Anyway Sarah. Just wanted you to know I’m thinking of you now and we have each other. <3
Elisabeth, you have spoken such powerful words directly to me over the past 2 1/2 years during my separation and my divorce and now as I find my way through healing, and mothering my children, and finding the way that I believe God wants to use me in this world other than raising my 3 amazing kids. God uses us THROUGH our brokenness, you have showed me that time and again! He is doing so again in this post because it is so easy for me to think that I will be “ready to be _________ (fill in the blank- happy, a good partner, a worthy writer, etc) WHEN I have “done all the work” of figuring out how I became so broken and in a broken marriage, etc etc etc. But I am realizing that I will never be completely “fixed” because that doesn’t exist on this side of Life, and therefore I need to quit putting self-acceptance as something that will happen IN THE FUTURE when I am healed and not full of holes. Self-acceptance has to be a choice of today, showing myself the Grace, Love, and Compassion that God showers on my daily in spite of my flaws.
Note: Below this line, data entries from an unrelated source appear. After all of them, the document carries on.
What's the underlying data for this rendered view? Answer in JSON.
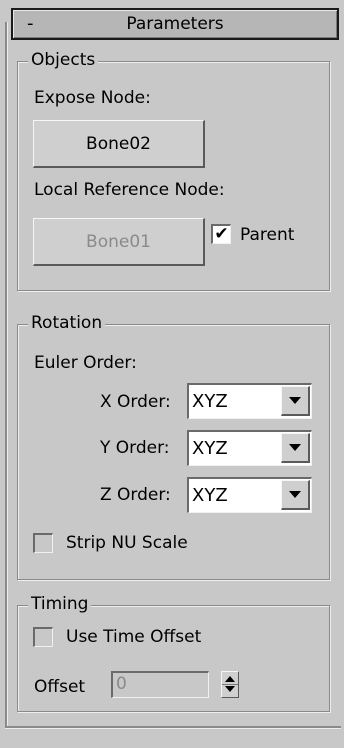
{
  "rollout": {
    "collapse_symbol": "-",
    "title": "Parameters"
  },
  "objects": {
    "legend": "Objects",
    "expose_node_label": "Expose Node:",
    "expose_node_button": "Bone02",
    "local_ref_label": "Local Reference Node:",
    "local_ref_button": "Bone01",
    "parent_label": "Parent",
    "parent_checked": true
  },
  "rotation": {
    "legend": "Rotation",
    "euler_label": "Euler Order:",
    "x_label": "X Order:",
    "x_value": "XYZ",
    "y_label": "Y Order:",
    "y_value": "XYZ",
    "z_label": "Z Order:",
    "z_value": "XYZ",
    "strip_label": "Strip NU Scale",
    "strip_checked": false
  },
  "timing": {
    "legend": "Timing",
    "use_offset_label": "Use Time Offset",
    "use_offset_checked": false,
    "offset_label": "Offset",
    "offset_value": "0"
  }
}
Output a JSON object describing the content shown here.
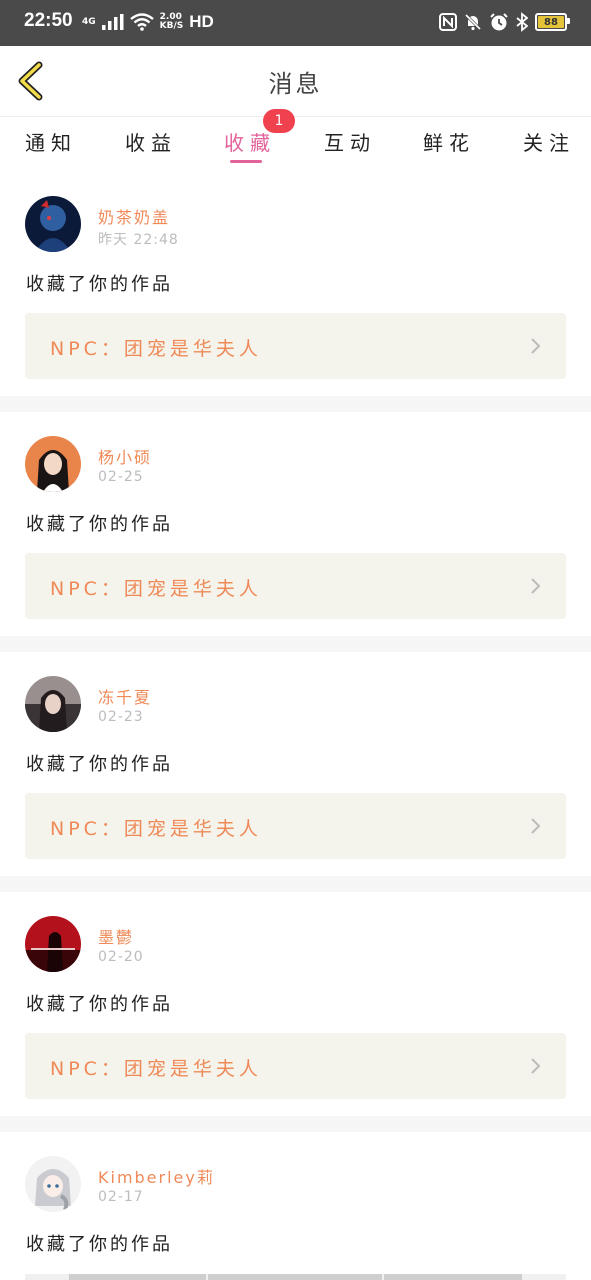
{
  "status_bar": {
    "time": "22:50",
    "network": "4G",
    "speed_value": "2.00",
    "speed_unit": "KB/S",
    "hd": "HD",
    "battery": "88"
  },
  "header": {
    "title": "消息"
  },
  "tabs": [
    {
      "label": "通知",
      "active": false
    },
    {
      "label": "收益",
      "active": false
    },
    {
      "label": "收藏",
      "active": true,
      "badge": "1"
    },
    {
      "label": "互动",
      "active": false
    },
    {
      "label": "鲜花",
      "active": false
    },
    {
      "label": "关注",
      "active": false
    }
  ],
  "messages": [
    {
      "user": "奶茶奶盖",
      "date": "昨天 22:48",
      "action": "收藏了你的作品",
      "work": "NPC：团宠是华夫人"
    },
    {
      "user": "杨小硕",
      "date": "02-25",
      "action": "收藏了你的作品",
      "work": "NPC：团宠是华夫人"
    },
    {
      "user": "冻千夏",
      "date": "02-23",
      "action": "收藏了你的作品",
      "work": "NPC：团宠是华夫人"
    },
    {
      "user": "墨鬱",
      "date": "02-20",
      "action": "收藏了你的作品",
      "work": "NPC：团宠是华夫人"
    },
    {
      "user": "Kimberley莉",
      "date": "02-17",
      "action": "收藏了你的作品"
    }
  ],
  "colors": {
    "accent": "#e2639a",
    "name": "#ef8a58",
    "badge": "#f0414f"
  }
}
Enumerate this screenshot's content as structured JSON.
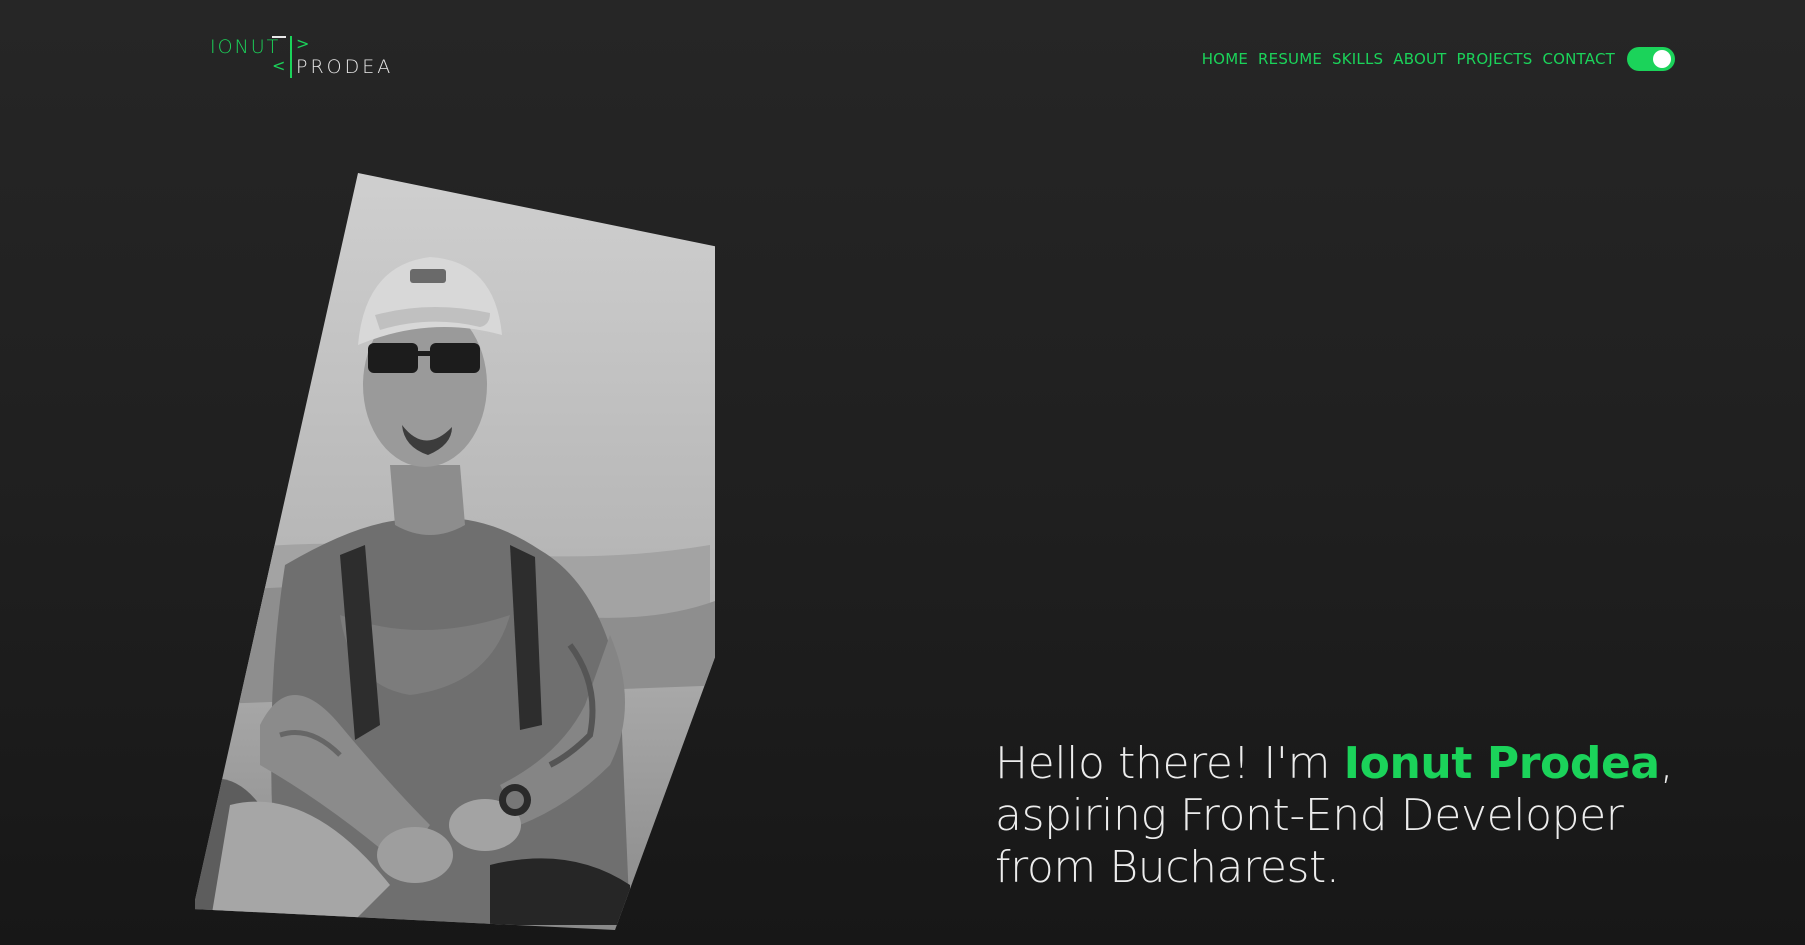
{
  "colors": {
    "accent": "#1bd35a",
    "text": "#ececec",
    "background": "#1f1f1f"
  },
  "logo": {
    "first_name": "IONUT",
    "last_name": "PRODEA",
    "bracket_open": ">",
    "bracket_close": "<"
  },
  "nav": {
    "items": [
      {
        "label": "HOME"
      },
      {
        "label": "RESUME"
      },
      {
        "label": "SKILLS"
      },
      {
        "label": "ABOUT"
      },
      {
        "label": "PROJECTS"
      },
      {
        "label": "CONTACT"
      }
    ],
    "theme_toggle_on": true
  },
  "hero": {
    "greeting": "Hello there! I'm ",
    "name": "Ionut Prodea",
    "comma": ",",
    "line2": "aspiring Front-End Developer",
    "line3": "from Bucharest."
  },
  "photo": {
    "subject": "portrait"
  }
}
My prayer is that God will continue to use my brokenness to show others His Grace, Love, and Compassion in their brokenness., and to show them that we are so much better off when we are connected IN our brokenness rather than isolated because of it. I am reminded of the two one-winged angels that can only fly if they hold onto each other (from a favorite Advent storybook). In your brokenness, you are teaching others how to fly….so thank you so very much! I am so grateful….
Thank you for your kind, kind words, Betsy!
I love how you always speak to my broken heart. God Words.
Even though I feel alone, I’m not
Even though I feel like I’m hardly living, I am.
Even though I feel unloveable, I am loved.
You know.
So many of us know.
God bless us, all of us. May He fill our broken places and use our brokenness as a vessel. Right??
Let’s live in Him and the enemy in our minds just get lost forever already
Right, right, right.
OH HOW MY HEART ECHOED these words!! Bless you for your faithfulness!
Thank you, Kim.
Elisabeth, I am 61 years old, had a marriage for maybe 12 years and was separated for 15 when he finally divorced me. He hasn’t wanted to have anything to do with me and now my children (all young adults) rarely spend time with me. I was diagnosed with clinical depression 15 years ago. I have felt broken most of my life. This summer was the hardest summer I have ever had. Although all of my children are in the area I live in and 3 of the 4 lived with their dad, I haven’t seen 3 of them since June despite texts that I would like to have lunch/get together. I have battled depression much of the summer and am in the throes of it now. I know all that God says about His love for me and believe it, but I feel lost, unnecessary and empty.
I’m so sorry, Darlene. I have pulled together my list of best resources to help you move forward in your healing.
Online support:
To join one of my private Facebook groups (difficult marriage, separated/divorced, single moms, remarried), please send me a friend request at http://www.facebook.com/elisabethkleinfisher.
One-on-one mentoring:
I offer several e-courses, MarriageMentor & DivorceMentor, and UnStuck, year-round: http://www.elisabethklein.com/mentoring-2
Find a counselor: https://biblicalcounseling.com/counselors/
If separated/divorced:
Unraveling: Hanging onto Faith through the End of a Christian Marriage is available in paperback/e-book: http://tinyurl.com/yc84nbs9
I’d recommend you find a local DivorceCare group: http://www.divorcecare.org/
Finally, I want to offer you my free resource Is Your Healing Halted? as my gift to you. (elisabethklein.com/healing-halted)
I truly hope some of these resources can bring you help, comfort, support and hope. You are not alone.
-Elisabeth
I have felt that way…in my first marriage and before, co-dependency and not believing in myself. I am learning, but it has been slow. My thinking is better, but still a people-pleaser, not waiting on God to fix my own issues and running ahead. But you are right, we are not alone. We may not know someone personally that has had the identical situation, but many have similar. Thanks for your encouragement and helping us feel that being human is OK.